Michael Gapen, chief U.S. economist at Barclays Investment Bank, said the speech was "a subtle shot across the bow" of Trump administration officials and lawmakers who would like to reverse many of the Dodd-Frank regulations.
"We think a chair expecting (or desiring) another term may have put forward a different message," Gapen wrote in a research note.
Yellen acknowledged that some of the regulations "may be affecting market liquidity somewhat." Some small businesses might find credit "less available" and mortgages might be tougher to obtain, particularly for people "with less-than-perfect credit histories," she said.
The Fed is watching for adverse effects and considering some changes to mitigate them, Yellen said.
But, overall, most research "suggests that the core reforms we have put in place have substantially boosted resilience without unduly limiting credit availability or economic growth," Yellen said.
Yellen reviewed the wreckage caused by the 2008 financial crisis, including the loss of nearly 9 million jobs, and warned of the consequences of forgetting the damage done to the U.S. and global economies.
"Already, for some, memories of this experience may be fading — memories of just how costly the financial crisis was and of why certain steps were taken in response," she said.
Trump was highly critical of Yellen during the presidential campaign and analysts expect him to replace her, with Cohn as the leading choice.
Last month, Trump said Cohn, a former executive at investment bank Goldman Sachs Group Inc., was under consideration along with Yellen.
"I like her. I like her demeanor. I think she's done a good job," Trump told the Wall Street Journal. "I'd like to see rates stay low. She's historically been a low-interest-rate person."

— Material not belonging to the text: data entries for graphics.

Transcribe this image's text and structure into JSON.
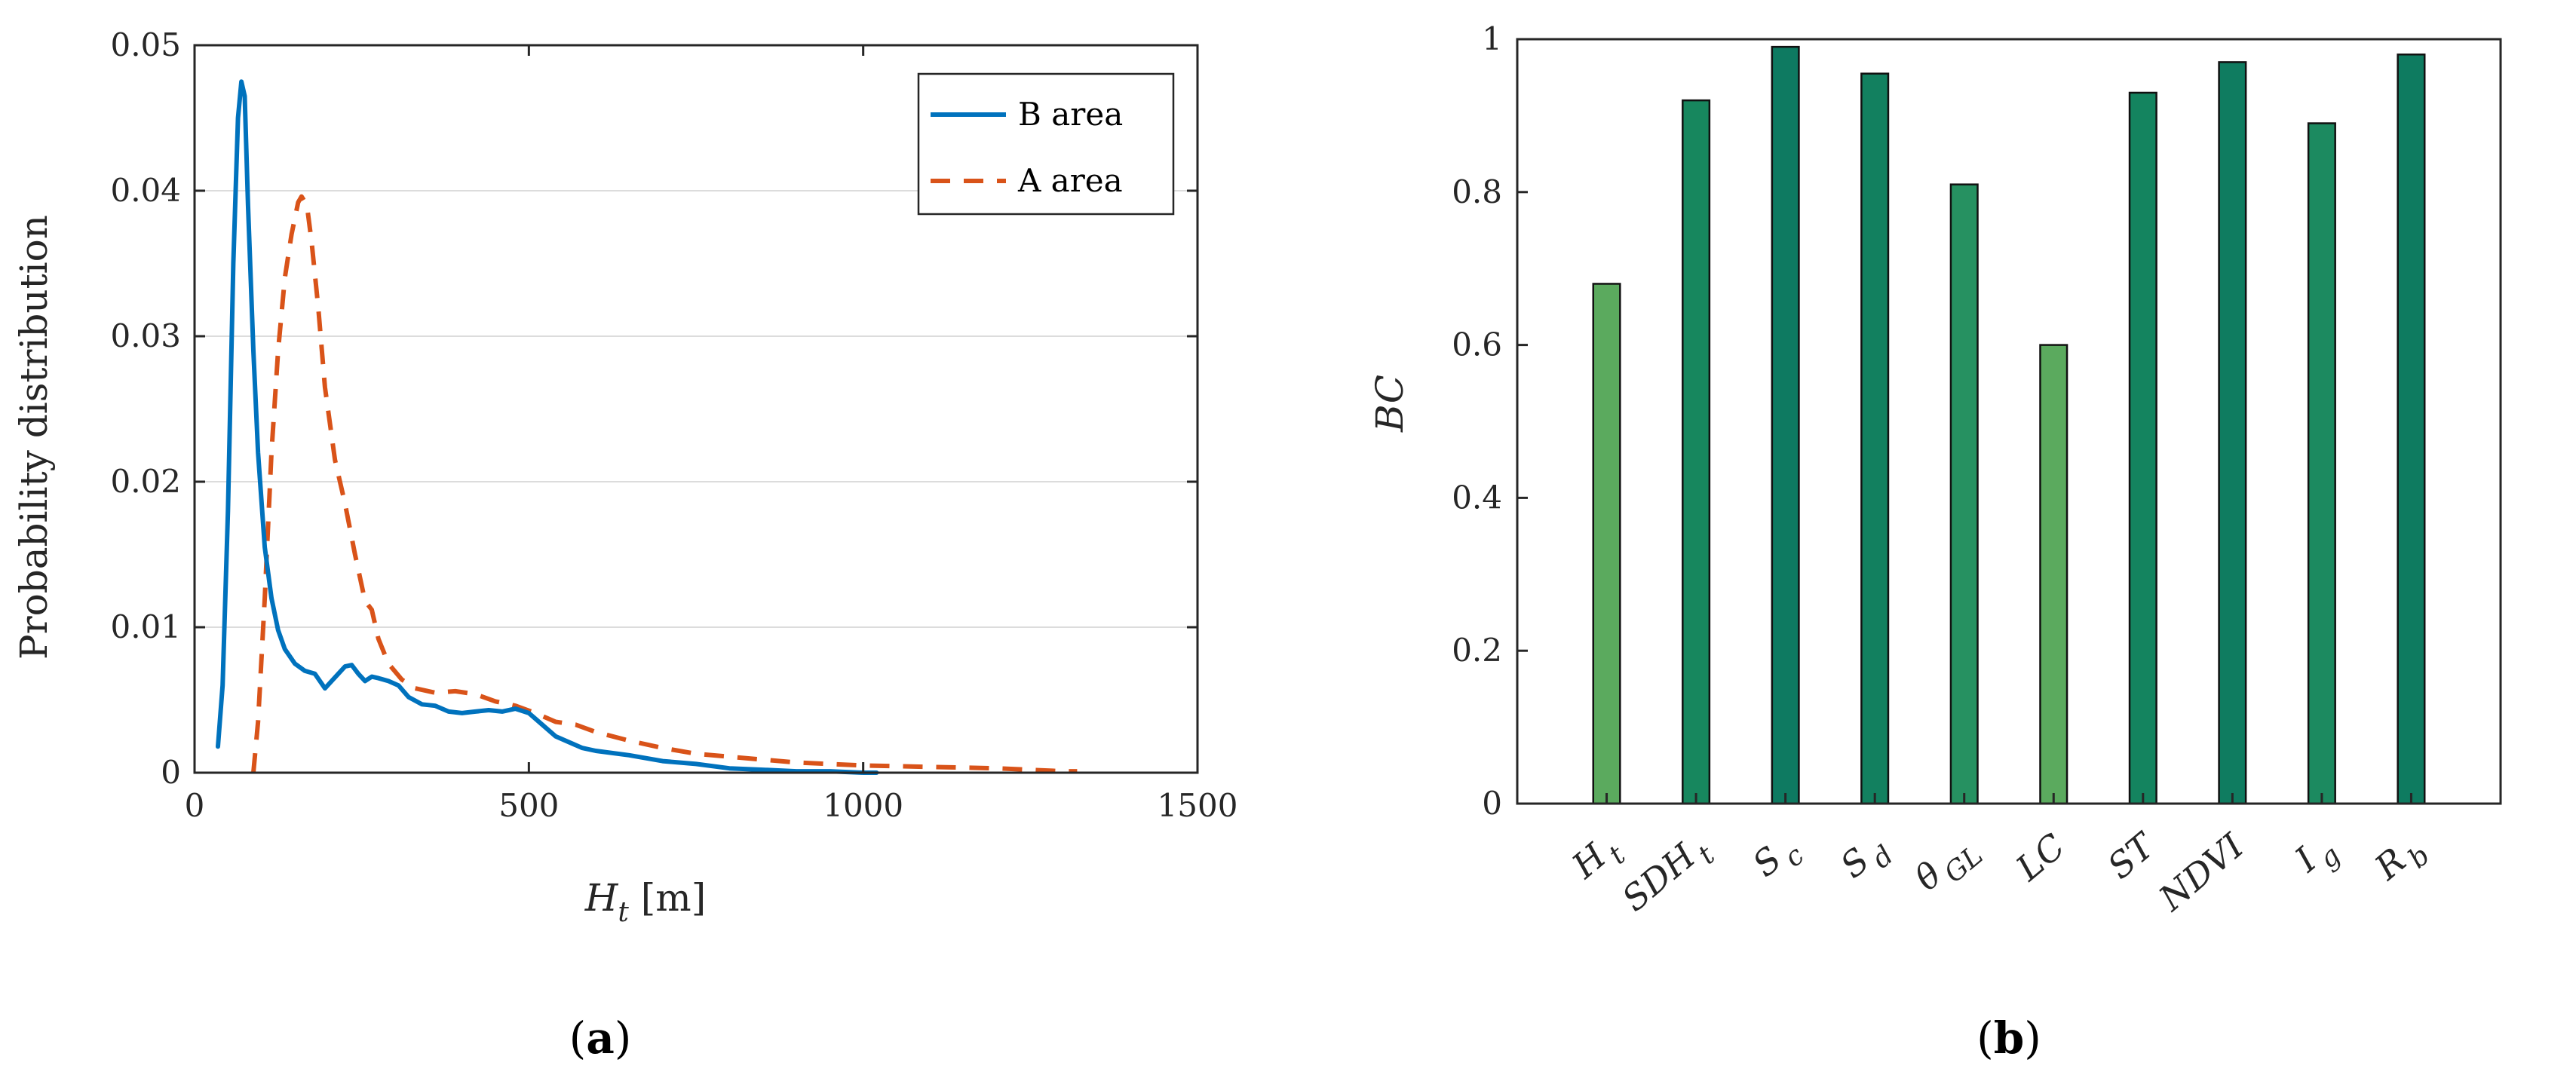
{
  "chart_data": [
    {
      "type": "line",
      "panel_caption": {
        "open": "(",
        "letter": "a",
        "close": ")"
      },
      "title": "",
      "xlabel": {
        "main": "H",
        "sub": "t",
        "unit": " [m]"
      },
      "ylabel": "Probability distribution",
      "xlim": [
        0,
        1500
      ],
      "ylim": [
        0,
        0.05
      ],
      "xticks": [
        0,
        500,
        1000,
        1500
      ],
      "xtick_labels": [
        "0",
        "500",
        "1000",
        "1500"
      ],
      "yticks": [
        0,
        0.01,
        0.02,
        0.03,
        0.04,
        0.05
      ],
      "ytick_labels": [
        "0",
        "0.01",
        "0.02",
        "0.03",
        "0.04",
        "0.05"
      ],
      "grid": "horizontal",
      "legend": "top-right",
      "series": [
        {
          "name": "B area",
          "color": "#0072BD",
          "style": "solid",
          "x": [
            35,
            42,
            50,
            58,
            65,
            70,
            75,
            80,
            88,
            95,
            105,
            115,
            125,
            135,
            150,
            165,
            180,
            195,
            205,
            215,
            225,
            235,
            245,
            255,
            265,
            275,
            290,
            305,
            320,
            340,
            360,
            380,
            400,
            420,
            440,
            460,
            480,
            500,
            520,
            540,
            560,
            580,
            600,
            650,
            700,
            750,
            800,
            850,
            900,
            950,
            1000,
            1020
          ],
          "y": [
            0.0018,
            0.006,
            0.018,
            0.035,
            0.045,
            0.0475,
            0.0465,
            0.039,
            0.029,
            0.022,
            0.0155,
            0.012,
            0.0098,
            0.0085,
            0.0075,
            0.007,
            0.0068,
            0.0058,
            0.0063,
            0.0068,
            0.0073,
            0.0074,
            0.0068,
            0.0063,
            0.0066,
            0.0065,
            0.0063,
            0.006,
            0.0052,
            0.0047,
            0.0046,
            0.0042,
            0.0041,
            0.0042,
            0.0043,
            0.0042,
            0.0044,
            0.0041,
            0.0033,
            0.0025,
            0.0021,
            0.0017,
            0.0015,
            0.0012,
            0.0008,
            0.0006,
            0.0003,
            0.0002,
            0.0001,
            0.0001,
            0.0,
            0.0
          ]
        },
        {
          "name": "A area",
          "color": "#D95319",
          "style": "dashed",
          "x": [
            88,
            95,
            105,
            115,
            125,
            135,
            145,
            155,
            160,
            168,
            175,
            185,
            195,
            210,
            225,
            240,
            255,
            265,
            275,
            290,
            310,
            330,
            360,
            390,
            420,
            450,
            480,
            510,
            540,
            570,
            600,
            650,
            700,
            750,
            800,
            900,
            1000,
            1100,
            1200,
            1300,
            1320
          ],
          "y": [
            0.0,
            0.0035,
            0.012,
            0.022,
            0.029,
            0.034,
            0.037,
            0.0392,
            0.0396,
            0.039,
            0.0365,
            0.032,
            0.0265,
            0.0215,
            0.0185,
            0.015,
            0.0118,
            0.0112,
            0.0092,
            0.0075,
            0.0064,
            0.0058,
            0.0055,
            0.0056,
            0.0054,
            0.0049,
            0.0046,
            0.0041,
            0.0035,
            0.0033,
            0.0028,
            0.0022,
            0.0017,
            0.0013,
            0.0011,
            0.0007,
            0.0005,
            0.0004,
            0.0003,
            0.0001,
            0.0001
          ]
        }
      ]
    },
    {
      "type": "bar",
      "panel_caption": {
        "open": "(",
        "letter": "b",
        "close": ")"
      },
      "title": "",
      "xlabel": "",
      "ylabel": "BC",
      "ylim": [
        0,
        1
      ],
      "yticks": [
        0,
        0.2,
        0.4,
        0.6,
        0.8,
        1
      ],
      "ytick_labels": [
        "0",
        "0.2",
        "0.4",
        "0.6",
        "0.8",
        "1"
      ],
      "categories": [
        {
          "main": "H",
          "sub": "t"
        },
        {
          "main": "SDH",
          "sub": "t"
        },
        {
          "main": "S",
          "sub": "c"
        },
        {
          "main": "S",
          "sub": "d"
        },
        {
          "main": "θ",
          "sub": "GL"
        },
        {
          "main": "LC",
          "sub": ""
        },
        {
          "main": "ST",
          "sub": ""
        },
        {
          "main": "NDVI",
          "sub": ""
        },
        {
          "main": "I",
          "sub": "g"
        },
        {
          "main": "R",
          "sub": "b"
        }
      ],
      "values": [
        0.68,
        0.92,
        0.99,
        0.955,
        0.81,
        0.6,
        0.93,
        0.97,
        0.89,
        0.98
      ],
      "bar_colors": [
        "#5BAA5E",
        "#17875E",
        "#0E7A61",
        "#12805F",
        "#269161",
        "#5BAA5E",
        "#14845F",
        "#0F7C60",
        "#1C8A60",
        "#0E7B60"
      ]
    }
  ]
}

Cohn might have roiled the waters on the choice of a new Fed chair with his criticism of Trump's Charlottesville response.
In his first public comments on the matter, Cohn told the Financial Times in an interview published Friday that the Trump administration "can and must do better in consistently and unequivocally condemning" white supremacists, neo-Nazis and the Ku Klux Klan.
Cohn, who directs the White House National Economic Council and is helping lead the administration's push for a tax overhaul, said he had "come under enormous pressure both to resign and to remain in my current position."
The New York Times reported Friday that Cohn had seriously considered resigning and even drafted a resignation letter, citing two unnamed people familiar with the draft.
Cohn, who is Jewish, stood by Trump's side during an impromptu news conference in New York last week in which the president said there were "some very fine people" marching alongside neo-Nazis in Charlottesville.
But Cohn said he was not leaving his White House job.
"As a patriotic American, I am reluctant to leave my post as director of the National Economic Council because I feel a duty to fulfill my commitment to work on behalf of the American people," Cohn told the Financial Times.
"But I also feel compelled to voice my distress over the events of the last two weeks," he said.
"As a Jewish American, I will not allow neo-Nazis ranting, 'Jews will not replace us' to cause this Jew to leave his job," Cohn said. "I feel deep empathy for all who have been targeted by these hate groups. We must all unite together against them."
9:45 a.m.: This article was updated with comments from Michael Gapen of Barclays Investment Bank.